Her reasons for questioning the truth of the Bible pointed towards certain requirements for an adequate account of the physical nature of the universe. In general, because she rejected Christianity as untrue, she saw her life as a quest for Truth. The Bible could not act as an authoritative guide to human understanding, so an abstract concept of truth stepped in to fill the breach. When she ceased to judge her beliefs in terms of revealed religion, she elevated truth into an almost religious ideal to be put before all other considerations. For example, when people later attacked her atheism as negative, she replied that humans should live in accord with truth, not superstition: “it is an error,” she explained, “to regard my truth as negative and barren, for all truth is positive and fruitful.”[10] Truth provided an ideal by which to live one's life. In particular, she now decided that an account of the physical nature of the universe could not be considered true unless it were compatible with modern science and especially evolution. She had rejected Christianity because the supernatural revelations of the Bible did not accord with the empirical discoveries of the natural and human sciences. From now on, she would accept only natural accounts of the universe. Supernatural explanations were unacceptable.

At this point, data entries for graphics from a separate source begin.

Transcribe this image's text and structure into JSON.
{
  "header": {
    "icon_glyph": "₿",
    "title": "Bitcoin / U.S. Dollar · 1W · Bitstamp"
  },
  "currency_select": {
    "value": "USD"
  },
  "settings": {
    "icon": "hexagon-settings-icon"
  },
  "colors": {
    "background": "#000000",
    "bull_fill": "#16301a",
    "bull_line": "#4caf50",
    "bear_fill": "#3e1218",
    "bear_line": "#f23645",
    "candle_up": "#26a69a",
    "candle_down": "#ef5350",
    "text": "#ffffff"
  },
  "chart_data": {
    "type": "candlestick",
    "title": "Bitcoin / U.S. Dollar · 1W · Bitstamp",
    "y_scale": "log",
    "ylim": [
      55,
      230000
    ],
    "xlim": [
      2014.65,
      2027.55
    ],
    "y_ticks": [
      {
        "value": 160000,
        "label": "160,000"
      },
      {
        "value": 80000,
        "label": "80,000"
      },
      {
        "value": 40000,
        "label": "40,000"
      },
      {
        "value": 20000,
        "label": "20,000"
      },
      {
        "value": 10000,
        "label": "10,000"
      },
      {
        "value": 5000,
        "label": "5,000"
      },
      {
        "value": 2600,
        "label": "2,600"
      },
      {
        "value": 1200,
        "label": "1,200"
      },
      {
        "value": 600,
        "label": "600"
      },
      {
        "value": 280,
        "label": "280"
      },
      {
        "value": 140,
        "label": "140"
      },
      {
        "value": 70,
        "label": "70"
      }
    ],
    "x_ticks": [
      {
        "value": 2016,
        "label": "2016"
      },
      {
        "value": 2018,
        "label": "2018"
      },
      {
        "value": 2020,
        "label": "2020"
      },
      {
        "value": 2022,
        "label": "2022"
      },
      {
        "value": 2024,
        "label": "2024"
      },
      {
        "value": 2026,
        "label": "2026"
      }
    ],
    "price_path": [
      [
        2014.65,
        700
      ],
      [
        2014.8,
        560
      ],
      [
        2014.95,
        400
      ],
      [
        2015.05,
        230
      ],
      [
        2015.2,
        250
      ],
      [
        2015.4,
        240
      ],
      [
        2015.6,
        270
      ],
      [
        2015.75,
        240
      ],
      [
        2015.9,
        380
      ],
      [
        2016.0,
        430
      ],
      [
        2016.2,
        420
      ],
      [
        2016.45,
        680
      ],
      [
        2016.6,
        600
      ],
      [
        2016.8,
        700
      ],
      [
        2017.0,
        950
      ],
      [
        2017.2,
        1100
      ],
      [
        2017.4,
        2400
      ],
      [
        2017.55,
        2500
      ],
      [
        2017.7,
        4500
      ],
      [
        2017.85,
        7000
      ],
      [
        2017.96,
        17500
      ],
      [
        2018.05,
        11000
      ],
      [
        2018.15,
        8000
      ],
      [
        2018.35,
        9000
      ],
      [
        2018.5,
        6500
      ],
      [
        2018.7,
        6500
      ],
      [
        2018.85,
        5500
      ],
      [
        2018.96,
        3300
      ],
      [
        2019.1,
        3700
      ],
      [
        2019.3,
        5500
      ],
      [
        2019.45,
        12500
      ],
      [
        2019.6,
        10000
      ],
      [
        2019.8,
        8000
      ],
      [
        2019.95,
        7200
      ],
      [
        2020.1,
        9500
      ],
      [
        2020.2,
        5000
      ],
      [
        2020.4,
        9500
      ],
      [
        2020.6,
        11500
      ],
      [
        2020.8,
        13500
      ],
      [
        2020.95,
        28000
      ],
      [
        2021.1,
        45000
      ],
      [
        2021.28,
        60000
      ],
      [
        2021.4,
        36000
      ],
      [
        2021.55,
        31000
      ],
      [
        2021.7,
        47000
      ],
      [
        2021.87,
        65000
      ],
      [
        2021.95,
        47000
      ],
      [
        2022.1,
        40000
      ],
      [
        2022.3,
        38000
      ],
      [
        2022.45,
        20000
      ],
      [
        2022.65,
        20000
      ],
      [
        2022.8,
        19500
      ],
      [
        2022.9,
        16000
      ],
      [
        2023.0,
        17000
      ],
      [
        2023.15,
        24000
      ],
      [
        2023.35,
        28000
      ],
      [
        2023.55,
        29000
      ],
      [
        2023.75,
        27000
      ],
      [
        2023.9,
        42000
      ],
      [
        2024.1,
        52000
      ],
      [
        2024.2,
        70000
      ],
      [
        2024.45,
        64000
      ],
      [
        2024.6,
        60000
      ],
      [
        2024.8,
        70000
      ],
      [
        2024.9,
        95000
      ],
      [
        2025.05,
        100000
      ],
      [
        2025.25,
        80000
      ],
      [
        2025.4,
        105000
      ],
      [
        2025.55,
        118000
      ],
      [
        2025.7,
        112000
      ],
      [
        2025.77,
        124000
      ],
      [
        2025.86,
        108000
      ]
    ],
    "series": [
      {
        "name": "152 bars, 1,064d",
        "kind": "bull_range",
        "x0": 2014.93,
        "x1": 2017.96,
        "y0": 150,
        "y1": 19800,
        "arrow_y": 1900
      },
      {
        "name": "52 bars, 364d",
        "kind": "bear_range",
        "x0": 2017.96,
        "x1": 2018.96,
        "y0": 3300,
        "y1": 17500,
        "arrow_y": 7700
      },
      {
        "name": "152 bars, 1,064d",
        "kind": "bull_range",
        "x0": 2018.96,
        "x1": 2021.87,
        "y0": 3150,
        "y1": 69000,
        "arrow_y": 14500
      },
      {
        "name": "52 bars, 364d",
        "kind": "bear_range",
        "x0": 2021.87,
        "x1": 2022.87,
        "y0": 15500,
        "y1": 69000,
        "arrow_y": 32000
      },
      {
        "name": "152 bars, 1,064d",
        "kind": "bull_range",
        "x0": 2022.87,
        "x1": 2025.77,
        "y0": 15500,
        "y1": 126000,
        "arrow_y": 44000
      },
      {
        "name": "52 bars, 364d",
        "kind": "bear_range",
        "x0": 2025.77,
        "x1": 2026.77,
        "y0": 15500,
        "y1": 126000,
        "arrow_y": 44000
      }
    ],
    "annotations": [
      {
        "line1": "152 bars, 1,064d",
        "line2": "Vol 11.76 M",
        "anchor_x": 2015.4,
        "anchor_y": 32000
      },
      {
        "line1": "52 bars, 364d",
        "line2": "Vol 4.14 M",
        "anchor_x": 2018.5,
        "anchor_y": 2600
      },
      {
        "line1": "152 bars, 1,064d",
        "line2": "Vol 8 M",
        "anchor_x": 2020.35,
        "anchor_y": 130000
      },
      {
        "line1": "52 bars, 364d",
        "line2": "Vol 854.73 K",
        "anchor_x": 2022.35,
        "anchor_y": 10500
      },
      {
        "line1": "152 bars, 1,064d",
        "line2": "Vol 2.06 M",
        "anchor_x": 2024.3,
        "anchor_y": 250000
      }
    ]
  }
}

Besant did not suffer from scientific doubts alone. Her concerns were also moral. She strove to reconcile theological doctrines such as vicarious atonement and eternal punishment with what she took to be the necessary characteristics of a world made by a just and loving God. She believed the dogma of the atonement contained vital moral truths: the life of Christ revealed both an impulse to self-sacrifice and the willingness of the strong to help the weak. Yet the moral core of the dogma was surrounded by rotten pulp. The very idea that we needed to atone for our sins implied God was sufficiently vengeful and cruel to require us to pay Him off with pain and anguish. Besides, she could think of no moral grounds on which God could hold us to blame for our sins when we were only what He had made us. And anyway, the vicarious nature of Christ's atonement vitiated any moral content in the sacrifice since there was no justice when “the person sacrificed is not even the guilty party.”[11] The doctrine of eternal punishment was worse still; it lacked even a core of moral truth. She revolted against the idea that individuals could spend eternity suffering for finite sins with neither a chance to repent nor any prospect of their situation improving no matter how righteous or moral they might become. Once again, God could not be as vengeful and cruel as the Bible suggested. Her final moral qualm was the old problem of a loving and omnipotent God overlooking an evil world. Together these considerations led her to conclude Christianity was false. One Christian doctrine - the belief in a moral God - contradicted not only other Christian doctrines - the vicarious atonement and eternal damnation - but also observable fact - the existence of evil.